La jeunesse d'Elisabeth 1 (4)

Par Christian Soleil

Ascham est resté à mon service pendant près de deux ans. Tous les matins j'étudiais le grec avec lui. Nous commencions par un extrait du Nouveau testament grec, avant de passer  à des auteurs plus littéraires comme Sophocle et des rhétoriciens comme Isocrate. L'après-midi, nous passions à des textes latins et le soir, nous lisions ensemble un ou deux modèles classiques du style, l'orateur Cicéron ou l'historien Livy. Ascham complétait mon éducation religieuse avec les écrits de l'évêque du troisième siècle Saint Cyprien, qui en son temps soulignait notamment l'importance de l'unité de l'Eglise, ou ceux du théologien luthérien Philippe Melancthon : ces deux auteurs, pour Ascham, exprimaient "la pure doctrine dans une langue élégante".
La méthode d'enseignement d'Ascham consistait dans une "double traduction", un entraînement linguistique rigoureux et exigeant par lequel il invitait son élève à traduire un passage d'abord en anglais, puis de nouveau dans sa langue d'origine, avec pour objectif de reproduire les termes exacts du texte de départ. Le but final, m'expliquait-il, n'était pas seulement d'enseigner la grammaire et le vocabulaire, mais aussi le style et la pensée des grands auteurs. Pour finir, Ascham m'enseigna la calligraphie, sous la forme d'une nouvelle écriture italienne à la mode qui me servit jusqu'à un âge avancé. Bref, ce régime intellectuel plutôt rigoureux m'a évidemment beaucoup apporté, ne serait-ce que par le goût de l'étude classique qu'il a développé en moi et qui ne s'est pas contredit par la suite. Quand j'accédais au trône, je fis en sorte qu'Ascham devienne un employé du service royal en tant que spécialiste des textes latins. Je lus du grec avec lui jusqu'à sa mort. L'éducation classique qu'il m'a apportée m'a beaucoup aidée à accomplir mes devoirs de souveraine. Il me fallait en effet m'exprimer en latin devant des assemblées publiques considérables, prononcer des allocutions dans des universités et donner des discours devant des ambassadeurs étrangers. Sans Ascham, je n'aurais jamais pu exceller dans ces exercices. Grâce à lui, j'ai pu épanouir mes talents et devenir celle que je suis restée dans la mémoire des hommes et des femmes de mon royaume.

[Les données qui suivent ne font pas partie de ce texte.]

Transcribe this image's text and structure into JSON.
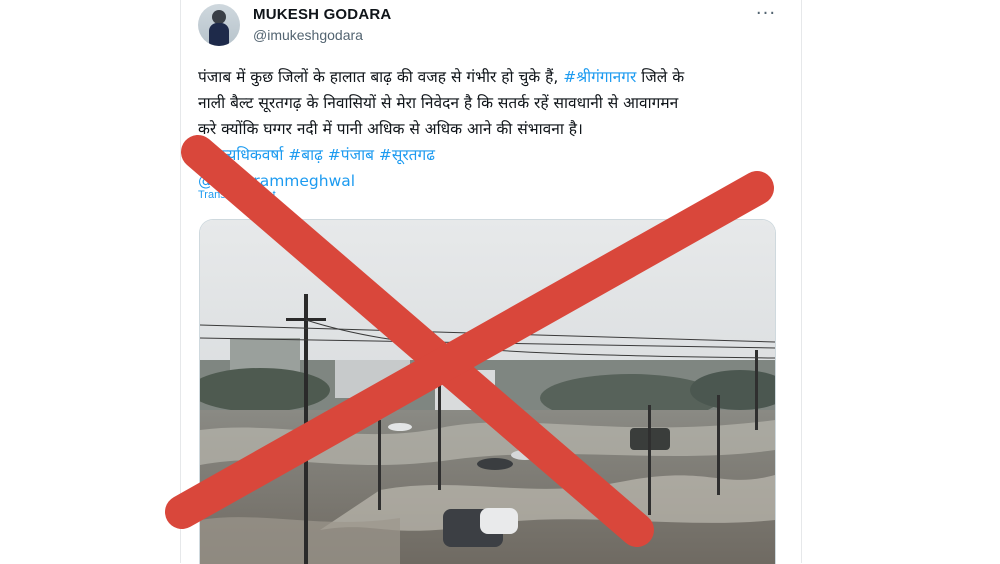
{
  "tweet": {
    "author_name": "MUKESH GODARA",
    "author_handle": "@imukeshgodara",
    "more_glyph": "···",
    "text_lines": [
      {
        "before": "पंजाब में कुछ जिलों के हालात बाढ़ की वजह से गंभीर हो चुके हैं, ",
        "hashtag": "#श्रीगंगानगर",
        "after": " जिले के"
      },
      {
        "text": "नाली बैल्ट सूरतगढ़ के निवासियों से मेरा निवेदन है कि सतर्क रहें सावधानी से आवागमन"
      },
      {
        "text": "करे क्योंकि घग्गर नदी में पानी अधिक से अधिक आने की संभावना है।"
      }
    ],
    "hashtags_line": "#अत्यधिकवर्षा #बाढ़ #पंजाब #सूरतगढ",
    "mention": "@arjunrammeghwal",
    "translate_label": "Translate Tweet"
  },
  "colors": {
    "link": "#1d9bf0",
    "cross": "#d9473b",
    "text": "#0f1419",
    "secondary": "#536471"
  },
  "icons": {
    "more": "more-horizontal-icon",
    "cross": "red-cross-mark"
  }
}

En plus des humanités et de la religion, j'ai aussi appris les langues vivantes, pour lesquelles je dois dire que je disposais de certaines facilités. Je fus accompagnée dans cet apprentissage par ceux de mes gens qui avaient des origines étrangères et maniaient ainsi avec une parfaite aisance leur langue maternelle. Grâce à eux, j'ai pu bénéficier de cours de très haut niveau et d'une pratique quotidienne de la conversation. Ainsi Giovanni Battista Castiglioni m'enseigna-t-il l'italien en même temps que le luth ; Blanche Parry, une de mes dames d'honneur, le gallois. On s'est beaucoup extasié, à la cour et dans tout le pays, sur ma maîtrise des langues étrangères. Je dois préciser sans aucune fausse modestie que je donnais en effet l'impression d'une grande confiance en moi ; cependant mon aisance était sans doute plus grande que mon exactitude. Ascham fit remarquer à juste titre que l'adolescente que j'étais parlait le grec "fréquemment, avec beaucoup de volonté", mais seulement "modérément bien". De même, j'avais la réputation de m'exprimer dans un français excellent, mais ceux qui se sont penchés sur mes lettres adressées au duc d'Anjou dans les années 1580 ont bien relevé que je communiquais dans cette langue pourtant familière non sans certaines difficultés, avec des lourdeurs grammaticales et un flot d'expressions peu idiomatiques. Il faut dire qu'entre mon apprentissage et cette période de ma vie, le temps avait exercé avec célérité ses ravages sur ma mémoire des règles de la syntaxe. En dépit de ma formation académique plus qu'honorable donc, les compétences attendues d'une dame de l'aristocratie n'avaient point été négligées, et j'avais développé bien avant mon couronnement des aptitudes tout à fait raisonnables pour la danse, le tir à l'arc, l'équitation, la couture et la musique. Je jouais notamment du luth et du virginal (une forme précoce d'épinette très en vogue à l'époque).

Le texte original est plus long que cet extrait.